WHAT mental image do you have of a “frequent attender” in general practice?
An elderly person whose multiple morbidities and medications prove hard to stabilise? A patient with an atypical presentation who bounces backwards and forwards between investigations and specialist visits in search of a diagnosis?
A sad and angry young adult who can’t quite form a therapeutic relationship with the mental health team and keeps returning? A toddler whose young, inexperienced parents need reassurance, advice and monitoring?
A person who is dying and requires frequent adjustments to symptom control medication? A drug-seeker who does the rounds of the local GPs hoping for an unguarded moment?
Reading a report from the National Health Performance Authority (NHPA), released last week, brought these and many more scenarios to mind.
The report used data from the Medicare Benefits Schedule and the Australian Bureau of Statistics patient experience survey to reveal the extent of frequent use of general practice in 2012‒2013. It explored some characteristics of people who visited a GP more often than average. The two top attendance groups were “very high” (more than 20 visits in the year) and “frequent” (12‒19 visits).
Jointly, these two groups comprised 12.5% of the population, with the report showing that they included “a broad mix of people from different age groups and socioeconomic backgrounds” but that very high and frequent attenders were “more likely to be older, live in areas with the most socioeconomic disadvantage and have the lowest rates of private health insurance coverage”.
They were also more likely to report poor health and a range of chronic conditions, and to have presented to a public hospital emergency department.
The report suggests that, to a large extent, frequent attendance represents met need — something GPs probably already know. But meeting this need has its price.
On the day of the report’s release, health economist and policy expert Stephen Duckett wrote in The Conversation that while these two groups jointly comprised only 12.5% of the population, they accounted for 41% of Medicare out-of-hospital spending on services such as specialist attendances, diagnostic testing and enhanced care items.
There are a few red flags in the data, such as that very high attenders saw an average of 4.8 different GPs in the year examined, with many seeing more than five, raising questions about whether this is leading to duplication of services, inefficiency and waste.
RACGP president Frank Jones shared Duckett’s concerns, telling the Sydney Morning Herald that these were the very patients who would benefit from “an ongoing relationship with a specific regular GP”.

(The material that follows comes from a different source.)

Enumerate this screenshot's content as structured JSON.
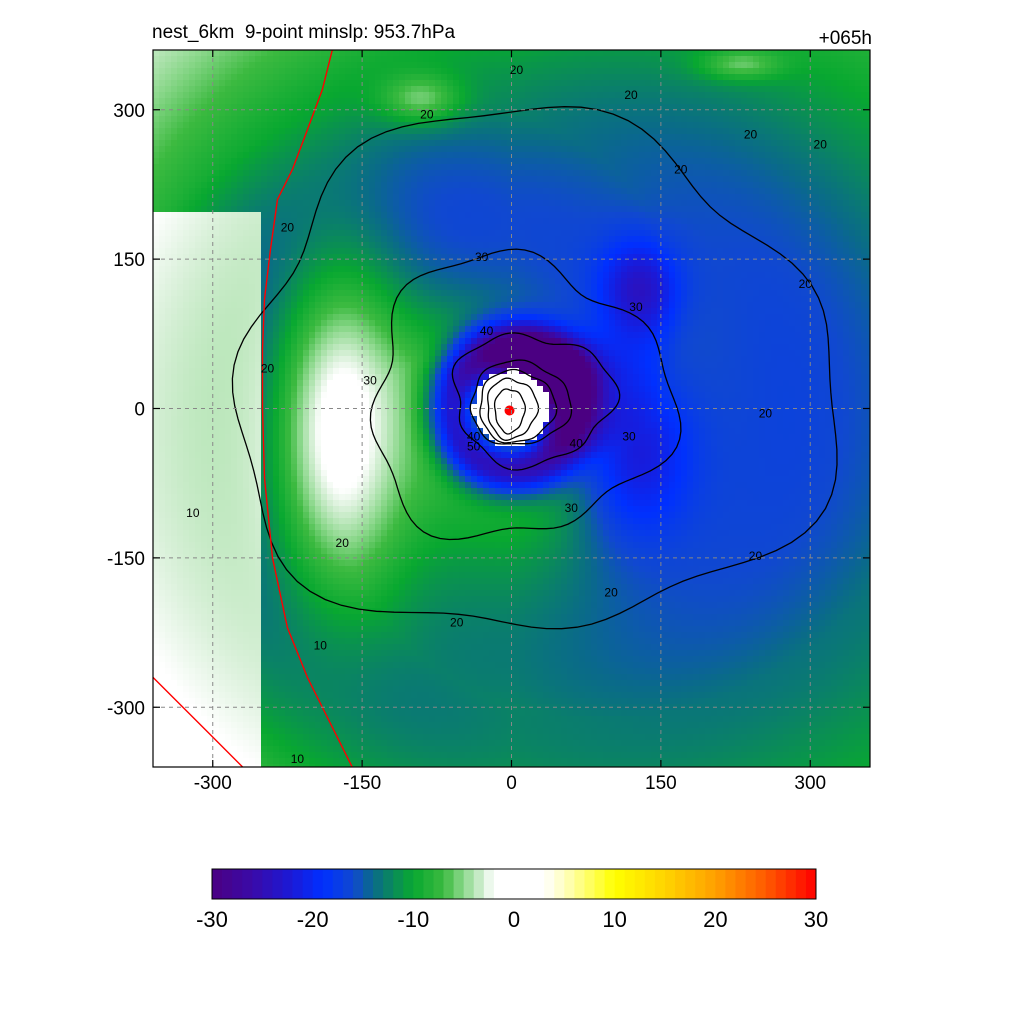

The study used data from the Bettering the Evaluation and Care of Health (BEACH) program to calculate the projected impact on general practice of the federal government’s freeze on Medicare rebates.
The freeze, which applies to all services, is currently set to extend until July 2018, by which time the authors calculated it would equate to a 7.1% reduction in GP rebate income. Just to recoup this loss, GPs who continue to bulk bill concessional patients would need to charge non-concessional patients about $8.50 for a standard consultation.
However, if GPs decide to recoup the costs, correlating this study with the NHPA data, it seems likely that for many patients the rebate freeze will impede much needed access to general practice services.
Federal Health Minister Sussan Ley has inherited this arbitrary policy response to an ideology of cost-containment in health care but, this week, she reaffirmed to MJA InSight that the government had “galvanised” its resolve to consult on any future measures to ensure they had broad support from health professionals, patients, the public and Parliament before being implemented.
It is great to see the data becoming available to help us explore the complex challenge of meeting patient need while avoiding waste and duplication in health care.
GPs, who have been picking up the slack of unmet patient need for too long, have much to bring to this conversation.